- Arabic: فاصل من اللحظات اللذيذة
- Directed by: Ahmed El Gendy
- Written by: Maha Samy;
- Starring: Hesham Maged; Hana El Zahed; Jan Ramez; Taha Desouky; Mohamed Tharwat^{[citation needed]}; Bayoumi Fouad;
- Production company: El Sobky Film Productions
- Release date: 10 April 2024 (Egypt);
- Running time: 122 minutes
- Country: Egypt;
- Language: Egyptian Arabic
- Box office: 30 million EGP

= Fasel Men El Lahazat El Lazeeza =

2024 Egyptian film

Fasel Men El Lahazat El Lazeeza (فاصل من اللحظات اللذيذة, English: An Interlude of Delicious Moments) is a 2024 Egyptian comedy film starring Hesham Maged and Hana El Zahed.

== Plot ==
Saleh finds a portal in his house that brings him into an idyllic parallel universe where there are different versions of himself, his wife and his son.

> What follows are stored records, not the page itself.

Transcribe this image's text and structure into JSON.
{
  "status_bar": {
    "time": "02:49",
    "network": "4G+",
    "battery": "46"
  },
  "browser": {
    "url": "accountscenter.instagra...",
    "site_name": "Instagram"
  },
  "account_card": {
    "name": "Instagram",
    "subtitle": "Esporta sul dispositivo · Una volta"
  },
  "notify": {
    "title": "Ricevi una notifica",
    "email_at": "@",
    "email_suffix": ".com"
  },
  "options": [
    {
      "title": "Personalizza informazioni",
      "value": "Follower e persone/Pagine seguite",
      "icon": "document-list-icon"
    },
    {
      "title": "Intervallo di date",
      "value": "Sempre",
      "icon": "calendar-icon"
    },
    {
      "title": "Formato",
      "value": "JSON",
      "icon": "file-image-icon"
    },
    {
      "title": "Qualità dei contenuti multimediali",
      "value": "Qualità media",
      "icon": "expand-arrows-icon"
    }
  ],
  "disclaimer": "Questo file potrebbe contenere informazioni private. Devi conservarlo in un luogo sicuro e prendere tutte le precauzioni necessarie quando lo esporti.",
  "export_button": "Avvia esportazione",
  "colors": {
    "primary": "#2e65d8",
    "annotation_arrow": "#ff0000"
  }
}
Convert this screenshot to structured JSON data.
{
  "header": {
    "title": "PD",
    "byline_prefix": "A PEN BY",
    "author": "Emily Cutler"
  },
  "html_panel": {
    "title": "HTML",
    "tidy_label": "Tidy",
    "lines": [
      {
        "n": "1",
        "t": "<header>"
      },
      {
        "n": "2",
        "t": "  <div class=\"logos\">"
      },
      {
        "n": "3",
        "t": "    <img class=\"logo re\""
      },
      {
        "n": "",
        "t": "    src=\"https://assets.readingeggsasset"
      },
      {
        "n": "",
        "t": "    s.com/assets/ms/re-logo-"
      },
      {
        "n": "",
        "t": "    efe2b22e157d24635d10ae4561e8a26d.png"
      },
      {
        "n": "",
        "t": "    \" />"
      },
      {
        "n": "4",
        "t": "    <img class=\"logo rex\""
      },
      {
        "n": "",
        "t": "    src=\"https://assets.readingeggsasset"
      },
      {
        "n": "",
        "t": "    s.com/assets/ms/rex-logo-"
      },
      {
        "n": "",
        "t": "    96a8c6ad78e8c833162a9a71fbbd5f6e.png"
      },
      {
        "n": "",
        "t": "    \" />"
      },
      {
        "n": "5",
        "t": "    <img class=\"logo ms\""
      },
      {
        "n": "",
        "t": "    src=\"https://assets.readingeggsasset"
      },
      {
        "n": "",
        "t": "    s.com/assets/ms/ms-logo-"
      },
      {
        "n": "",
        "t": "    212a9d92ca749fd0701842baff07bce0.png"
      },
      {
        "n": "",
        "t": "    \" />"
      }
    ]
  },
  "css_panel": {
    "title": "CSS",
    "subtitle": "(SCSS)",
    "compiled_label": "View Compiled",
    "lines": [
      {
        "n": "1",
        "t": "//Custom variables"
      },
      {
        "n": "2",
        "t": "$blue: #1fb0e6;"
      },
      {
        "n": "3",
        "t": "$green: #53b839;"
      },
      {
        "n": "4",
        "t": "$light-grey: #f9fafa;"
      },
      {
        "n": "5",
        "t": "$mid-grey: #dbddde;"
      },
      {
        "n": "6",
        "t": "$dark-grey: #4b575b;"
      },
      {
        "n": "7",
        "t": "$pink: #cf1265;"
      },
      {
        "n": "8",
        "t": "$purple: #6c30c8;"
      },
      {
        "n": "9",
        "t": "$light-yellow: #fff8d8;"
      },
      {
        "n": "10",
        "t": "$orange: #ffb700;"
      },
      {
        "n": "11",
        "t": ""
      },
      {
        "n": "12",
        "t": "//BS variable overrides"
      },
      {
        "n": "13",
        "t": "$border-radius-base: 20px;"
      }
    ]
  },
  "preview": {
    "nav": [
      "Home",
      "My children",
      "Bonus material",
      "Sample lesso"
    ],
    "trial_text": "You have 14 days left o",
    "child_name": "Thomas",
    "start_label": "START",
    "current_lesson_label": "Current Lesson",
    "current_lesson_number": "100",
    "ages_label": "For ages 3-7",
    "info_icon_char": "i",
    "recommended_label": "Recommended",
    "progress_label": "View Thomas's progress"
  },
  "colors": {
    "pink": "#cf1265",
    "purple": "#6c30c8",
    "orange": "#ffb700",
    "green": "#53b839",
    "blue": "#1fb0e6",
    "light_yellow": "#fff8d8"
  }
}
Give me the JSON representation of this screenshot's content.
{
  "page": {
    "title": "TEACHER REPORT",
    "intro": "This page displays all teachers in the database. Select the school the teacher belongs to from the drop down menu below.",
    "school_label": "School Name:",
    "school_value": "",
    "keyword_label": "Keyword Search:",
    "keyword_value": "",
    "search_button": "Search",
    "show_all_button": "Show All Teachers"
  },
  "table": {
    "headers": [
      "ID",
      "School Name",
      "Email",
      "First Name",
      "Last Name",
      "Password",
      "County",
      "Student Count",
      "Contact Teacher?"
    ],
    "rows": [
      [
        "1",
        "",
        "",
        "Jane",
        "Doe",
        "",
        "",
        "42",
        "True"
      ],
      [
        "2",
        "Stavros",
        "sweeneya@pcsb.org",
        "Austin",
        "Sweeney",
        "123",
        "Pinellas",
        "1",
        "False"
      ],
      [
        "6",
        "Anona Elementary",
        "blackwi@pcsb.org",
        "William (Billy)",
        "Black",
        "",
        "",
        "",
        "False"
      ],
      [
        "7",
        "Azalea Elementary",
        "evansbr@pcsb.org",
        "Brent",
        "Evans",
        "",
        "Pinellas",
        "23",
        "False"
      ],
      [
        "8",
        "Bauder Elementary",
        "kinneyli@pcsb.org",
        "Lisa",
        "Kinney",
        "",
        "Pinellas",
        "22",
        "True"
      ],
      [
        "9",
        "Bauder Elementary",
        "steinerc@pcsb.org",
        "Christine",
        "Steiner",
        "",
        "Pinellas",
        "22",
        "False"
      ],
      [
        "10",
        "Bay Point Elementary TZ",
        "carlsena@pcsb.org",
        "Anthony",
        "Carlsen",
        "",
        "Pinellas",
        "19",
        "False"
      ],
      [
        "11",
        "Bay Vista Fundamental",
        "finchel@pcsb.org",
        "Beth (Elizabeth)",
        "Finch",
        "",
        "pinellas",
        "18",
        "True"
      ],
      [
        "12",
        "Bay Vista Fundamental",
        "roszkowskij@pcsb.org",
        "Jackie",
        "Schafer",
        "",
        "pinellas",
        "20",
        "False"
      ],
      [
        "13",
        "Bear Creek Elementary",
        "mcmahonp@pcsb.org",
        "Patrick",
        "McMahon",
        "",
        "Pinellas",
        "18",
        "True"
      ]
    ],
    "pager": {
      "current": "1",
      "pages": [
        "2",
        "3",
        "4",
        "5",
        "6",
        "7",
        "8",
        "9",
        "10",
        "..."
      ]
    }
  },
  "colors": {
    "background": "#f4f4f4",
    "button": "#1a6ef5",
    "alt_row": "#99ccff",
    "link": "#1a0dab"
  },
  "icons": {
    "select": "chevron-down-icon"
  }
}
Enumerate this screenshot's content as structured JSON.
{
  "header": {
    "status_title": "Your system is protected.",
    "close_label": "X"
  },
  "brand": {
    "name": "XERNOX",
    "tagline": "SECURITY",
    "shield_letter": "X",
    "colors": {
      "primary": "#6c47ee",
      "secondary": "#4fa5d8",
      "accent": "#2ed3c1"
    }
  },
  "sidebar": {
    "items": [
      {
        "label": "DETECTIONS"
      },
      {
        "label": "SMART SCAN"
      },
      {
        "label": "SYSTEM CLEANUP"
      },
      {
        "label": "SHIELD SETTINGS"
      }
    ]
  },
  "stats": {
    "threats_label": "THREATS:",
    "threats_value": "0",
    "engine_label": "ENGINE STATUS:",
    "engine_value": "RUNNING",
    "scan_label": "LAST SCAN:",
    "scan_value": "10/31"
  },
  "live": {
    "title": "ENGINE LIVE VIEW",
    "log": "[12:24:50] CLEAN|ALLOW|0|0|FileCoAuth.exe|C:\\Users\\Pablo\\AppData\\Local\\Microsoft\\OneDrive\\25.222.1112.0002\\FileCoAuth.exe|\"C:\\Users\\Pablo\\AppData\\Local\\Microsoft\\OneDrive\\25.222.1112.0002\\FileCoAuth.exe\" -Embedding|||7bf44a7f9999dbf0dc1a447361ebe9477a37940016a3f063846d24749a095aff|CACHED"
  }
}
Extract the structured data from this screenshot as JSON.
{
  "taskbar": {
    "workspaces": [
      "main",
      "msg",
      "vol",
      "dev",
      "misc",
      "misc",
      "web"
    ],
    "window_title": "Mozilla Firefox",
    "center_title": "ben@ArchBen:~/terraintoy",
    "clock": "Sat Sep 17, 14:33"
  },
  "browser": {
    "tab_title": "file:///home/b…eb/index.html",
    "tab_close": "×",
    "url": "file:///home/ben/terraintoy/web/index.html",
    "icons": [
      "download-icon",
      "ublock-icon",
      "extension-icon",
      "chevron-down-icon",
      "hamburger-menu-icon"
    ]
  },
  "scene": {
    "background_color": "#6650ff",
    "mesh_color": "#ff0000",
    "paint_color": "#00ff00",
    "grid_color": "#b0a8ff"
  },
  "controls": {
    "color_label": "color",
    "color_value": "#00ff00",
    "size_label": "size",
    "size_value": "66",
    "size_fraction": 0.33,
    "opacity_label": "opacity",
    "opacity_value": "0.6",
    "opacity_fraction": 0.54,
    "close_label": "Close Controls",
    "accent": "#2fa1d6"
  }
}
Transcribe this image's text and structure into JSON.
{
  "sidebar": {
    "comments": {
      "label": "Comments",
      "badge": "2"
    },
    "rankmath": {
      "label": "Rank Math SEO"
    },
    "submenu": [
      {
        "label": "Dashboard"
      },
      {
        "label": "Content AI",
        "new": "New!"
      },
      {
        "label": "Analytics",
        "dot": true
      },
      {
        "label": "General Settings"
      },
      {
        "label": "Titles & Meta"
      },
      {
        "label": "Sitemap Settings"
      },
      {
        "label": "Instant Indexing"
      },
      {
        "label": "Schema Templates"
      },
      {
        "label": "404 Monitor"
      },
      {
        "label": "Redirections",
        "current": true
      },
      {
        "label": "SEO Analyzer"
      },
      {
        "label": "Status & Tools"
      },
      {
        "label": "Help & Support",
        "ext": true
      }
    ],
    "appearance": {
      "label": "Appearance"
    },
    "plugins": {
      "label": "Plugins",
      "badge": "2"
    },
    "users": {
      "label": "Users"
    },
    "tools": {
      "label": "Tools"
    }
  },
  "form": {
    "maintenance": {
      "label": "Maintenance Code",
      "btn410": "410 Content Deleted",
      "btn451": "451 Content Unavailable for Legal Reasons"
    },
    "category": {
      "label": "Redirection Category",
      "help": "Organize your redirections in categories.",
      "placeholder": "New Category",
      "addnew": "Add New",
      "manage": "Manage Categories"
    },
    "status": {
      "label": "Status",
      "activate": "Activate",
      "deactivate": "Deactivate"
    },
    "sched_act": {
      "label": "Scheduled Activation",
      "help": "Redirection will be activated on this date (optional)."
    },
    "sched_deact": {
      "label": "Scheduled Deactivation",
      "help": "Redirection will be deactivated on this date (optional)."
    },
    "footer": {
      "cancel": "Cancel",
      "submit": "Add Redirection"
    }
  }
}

After travelling between both worlds, he tries to permanently place himself into the newly discovered universe.

== Cast ==
- Hesham Maged as Saleh.
- Hana El Zahed as Doria, Saleh's wife.
- Jan Ramez
- Taha Desouky
- Mohamed Tharwat
- Bayoumi Fouad

== Reception ==
=== Box office ===
The film reportedly grossed over 30 million Egyptian pounds over the Eid al-Fitr holiday season.